Sen. Elizabeth Warren, D-Mass., is claiming that a buildup in leveraged loans is threatening the economy in the way subprime loans did leading up to the financial crisis.
She criticized the Federal Reserve for "dropping the ball" then and said the same situation is unfolding now, CNBC reported.
Warren highlighted the same concerns in a letter sent to regulators Wednesday in which she expressed concerns about underwriting standards in the leveraged loan market, which she says could pose serious risks to the economy, Reuters explained.
In the letter, Warren questioned regulators on what their agencies’ plans are to address what she describes as “growing risks” in the leveraged lending market as well as proposed changes to rules governing the Collateralized Loan Obligation (CLO) market, the largest buyers of leveraged loans. She requested responses by December 11, Reuters reported.

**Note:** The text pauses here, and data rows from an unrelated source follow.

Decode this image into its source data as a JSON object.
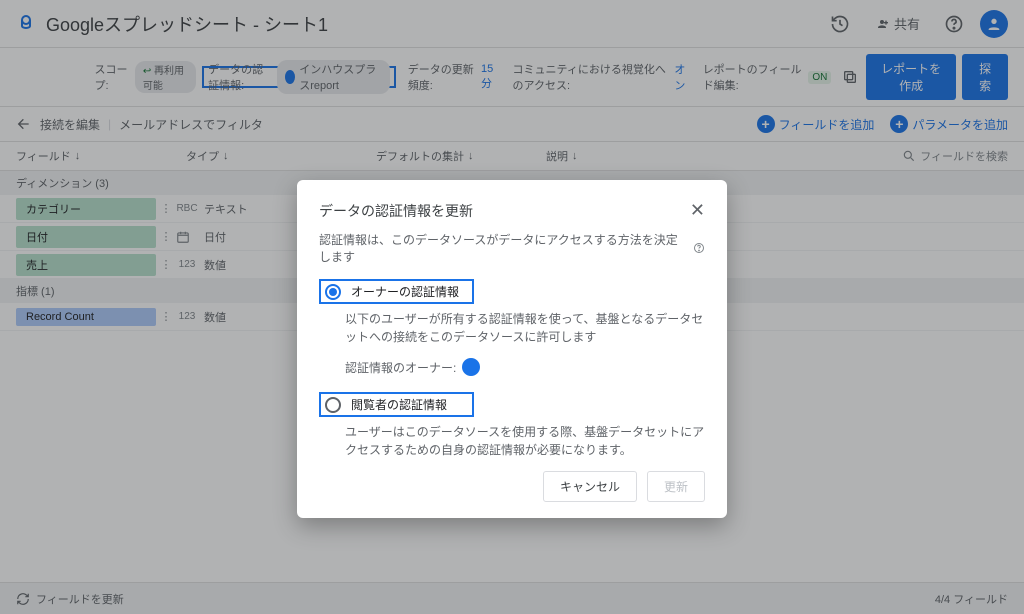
{
  "header": {
    "title": "Googleスプレッドシート - シート1",
    "share_label": "共有"
  },
  "settings": {
    "scope_label": "スコープ:",
    "scope_value": "再利用可能",
    "cred_label": "データの認証情報:",
    "cred_user": "インハウスプラスreport",
    "refresh_label": "データの更新頻度:",
    "refresh_value": "15 分",
    "community_label": "コミュニティにおける視覚化へのアクセス:",
    "community_value": "オン",
    "field_edit_label": "レポートのフィールド編集:",
    "field_edit_value": "ON",
    "create_report_btn": "レポートを作成",
    "explore_btn": "探索"
  },
  "toolbar": {
    "edit_connection": "接続を編集",
    "filter": "メールアドレスでフィルタ",
    "add_field": "フィールドを追加",
    "add_param": "パラメータを追加"
  },
  "columns": {
    "field": "フィールド",
    "type": "タイプ",
    "agg": "デフォルトの集計",
    "desc": "説明",
    "search": "フィールドを検索"
  },
  "dim_section": "ディメンション (3)",
  "met_section": "指標 (1)",
  "rows": [
    {
      "name": "カテゴリー",
      "type_icon": "RBC",
      "type": "テキスト"
    },
    {
      "name": "日付",
      "type_icon": "cal",
      "type": "日付"
    },
    {
      "name": "売上",
      "type_icon": "123",
      "type": "数値"
    }
  ],
  "metrics": [
    {
      "name": "Record Count",
      "type_icon": "123",
      "type": "数値"
    }
  ],
  "footer": {
    "refresh": "フィールドを更新",
    "count": "4/4 フィールド"
  },
  "dialog": {
    "title": "データの認証情報を更新",
    "sub": "認証情報は、このデータソースがデータにアクセスする方法を決定します",
    "opt1_label": "オーナーの認証情報",
    "opt1_desc": "以下のユーザーが所有する認証情報を使って、基盤となるデータセットへの接続をこのデータソースに許可します",
    "owner_label": "認証情報のオーナー:",
    "opt2_label": "閲覧者の認証情報",
    "opt2_desc": "ユーザーはこのデータソースを使用する際、基盤データセットにアクセスするための自身の認証情報が必要になります。",
    "cancel": "キャンセル",
    "update": "更新"
  }
}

“I am concerned that the large leveraged lending market exhibits many of the characteristics of the pre-2008 subprime mortgage market,” Warren wrote.

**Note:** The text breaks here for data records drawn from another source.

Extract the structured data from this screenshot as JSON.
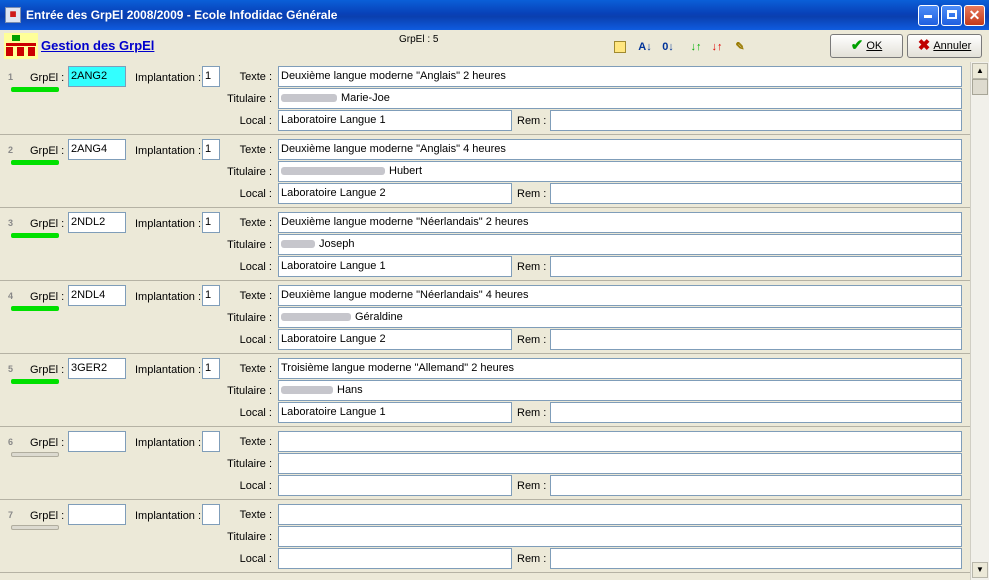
{
  "window": {
    "title": "Entrée des GrpEl 2008/2009  -  Ecole Infodidac Générale"
  },
  "header": {
    "title": "Gestion des GrpEl",
    "count": "GrpEl : 5",
    "ok_label": "OK",
    "cancel_label": "Annuler"
  },
  "labels": {
    "grpel": "GrpEl :",
    "implantation": "Implantation :",
    "texte": "Texte :",
    "titulaire": "Titulaire :",
    "local": "Local :",
    "rem": "Rem :"
  },
  "records": [
    {
      "num": "1",
      "code": "2ANG2",
      "implantation": "1",
      "texte": "Deuxième langue moderne \"Anglais\" 2 heures",
      "titulaire": "Marie-Joe",
      "local": "Laboratoire Langue 1",
      "rem": ""
    },
    {
      "num": "2",
      "code": "2ANG4",
      "implantation": "1",
      "texte": "Deuxième langue moderne \"Anglais\" 4 heures",
      "titulaire": "Hubert",
      "local": "Laboratoire Langue 2",
      "rem": ""
    },
    {
      "num": "3",
      "code": "2NDL2",
      "implantation": "1",
      "texte": "Deuxième langue moderne \"Néerlandais\" 2 heures",
      "titulaire": "Joseph",
      "local": "Laboratoire Langue 1",
      "rem": ""
    },
    {
      "num": "4",
      "code": "2NDL4",
      "implantation": "1",
      "texte": "Deuxième langue moderne \"Néerlandais\" 4 heures",
      "titulaire": "Géraldine",
      "local": "Laboratoire Langue 2",
      "rem": ""
    },
    {
      "num": "5",
      "code": "3GER2",
      "implantation": "1",
      "texte": "Troisième langue moderne \"Allemand\" 2 heures",
      "titulaire": "Hans",
      "local": "Laboratoire Langue 1",
      "rem": ""
    },
    {
      "num": "6",
      "code": "",
      "implantation": "",
      "texte": "",
      "titulaire": "",
      "local": "",
      "rem": ""
    },
    {
      "num": "7",
      "code": "",
      "implantation": "",
      "texte": "",
      "titulaire": "",
      "local": "",
      "rem": ""
    }
  ],
  "colors": {
    "selected_field": "#33ffff",
    "status_active": "#00e000",
    "titlebar": "#0a3fae"
  }
}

“These loans are generally poorly underwritten and include few protections for lenders and investors,” she wrote. “Many of the loans are securitized and sold to investors, spreading the risk of default throughout the system and allowing the loan originators to pass the risk of poor underwriting on to investors.”
The $1.1 trillion leveraged loan market, which finances companies including American Airlines and retailer Party City, has been flooded with aggressive deals featuring high debt levels and loose terms, just five years after regulators criticized those same features, concerned about the risks the debt posed to the financial system.

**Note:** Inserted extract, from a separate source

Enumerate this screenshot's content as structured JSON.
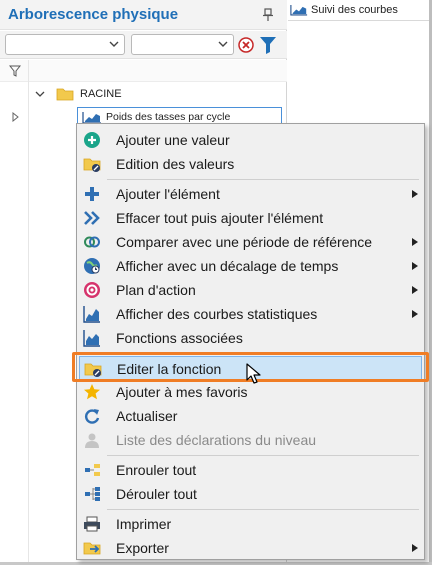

In the letter addressed to Treasury Secretary Steven Mnuchin, Joseph Otting, the Comptroller of the Currency, Jerome Powell, chairman of the Federal Reserve (Fed), Jay Clayton, chairman of the Securities and Exchange Commission, and Chair Jelena McWilliams of the Federal Deposit Insurance Corp, Warren noted the growth of the market and the increase of debt that lack full lender protections, known as covenant-lite loans.
A potential presidential candidate, Warren made stern comments directed at Fed Vice Chairman Randal Quarles during a hearing Thursday.
Warren said she thinks the Federal Reserve and its fellow watchdogs of the financial system are overlooking a dangerous buildup of loans going to companies that are already deeply in debt.
In a face-to-face hearing with Quarles, vice chairman of supervision and thus the central bank's leading bank regulator, Warren said she is worried about a lack of oversight.
"I'm not sure that I see much distinction between what you're doing now and what the Fed was doing in pre-2008, and I think that's deeply worrisome," she said. "I'm very concerned that the Fed dropped the ball before and they may be dropping it one more time," she was quoted by CNBC as saying.
The Fed will look carefully at leveraged lending during this supervisory cycle as well as how the CLO market is evolving, Quarles said, but noted that the guidance is not enforceable.
More than $585 billion of U.S. institutional loans were arranged in the first three quarters of the year after a record $923.8 billion was issued in all of 2017, according to LPC data. In 2007, at the height of the pre-crisis buyout market, $425.8 billion of institutional loans were arranged.
Leverage for buyouts increased to 6.94 times in the third quarter, the highest level since the same three-month period in 2014, according to the data. About 73% of the leveraged institutional market in the first nine months of 2018 was covenant-lite.
Warren highlighted the floating-rate nature of the debt – a selling point for investors looking for a hedge to rising interest rates – and noted that additional rate hikes by the Fed could force companies to deal with rising interest costs as the economy slows down.
The Fed has raised rates eight times in the last three years.
Warren’s comments follow those from former Fed Chair Janet Yellen, who said in a Financial Times interview that lending standards were falling. The Bank of England’s Financial Policy Committee has also sounded the alarm about the asset class.
Warren posed questions to each of the receivers, asking what the Financial Stability Oversight Council (FSOC) is doing to monitor the leveraged loan market and how regulators viewed requests to loosen the Volcker Rule for CLOs.
She also asked if the Office of Credit Ratings had found any evidence that leveraged loan and CLO ratings lack accuracy or are “unduly influenced” by conflicts of interest.
“I am concerned about the rapid growth of leveraged corporate lending and the lack of appropriate response from the Financial Stability Oversight Council (FSOC) and your individual agencies,” Warren wrote. “I fear that continued growth in leveraged lending – along with the steady degradation in loan terms – creates significant risk to the financial system and the American economy.”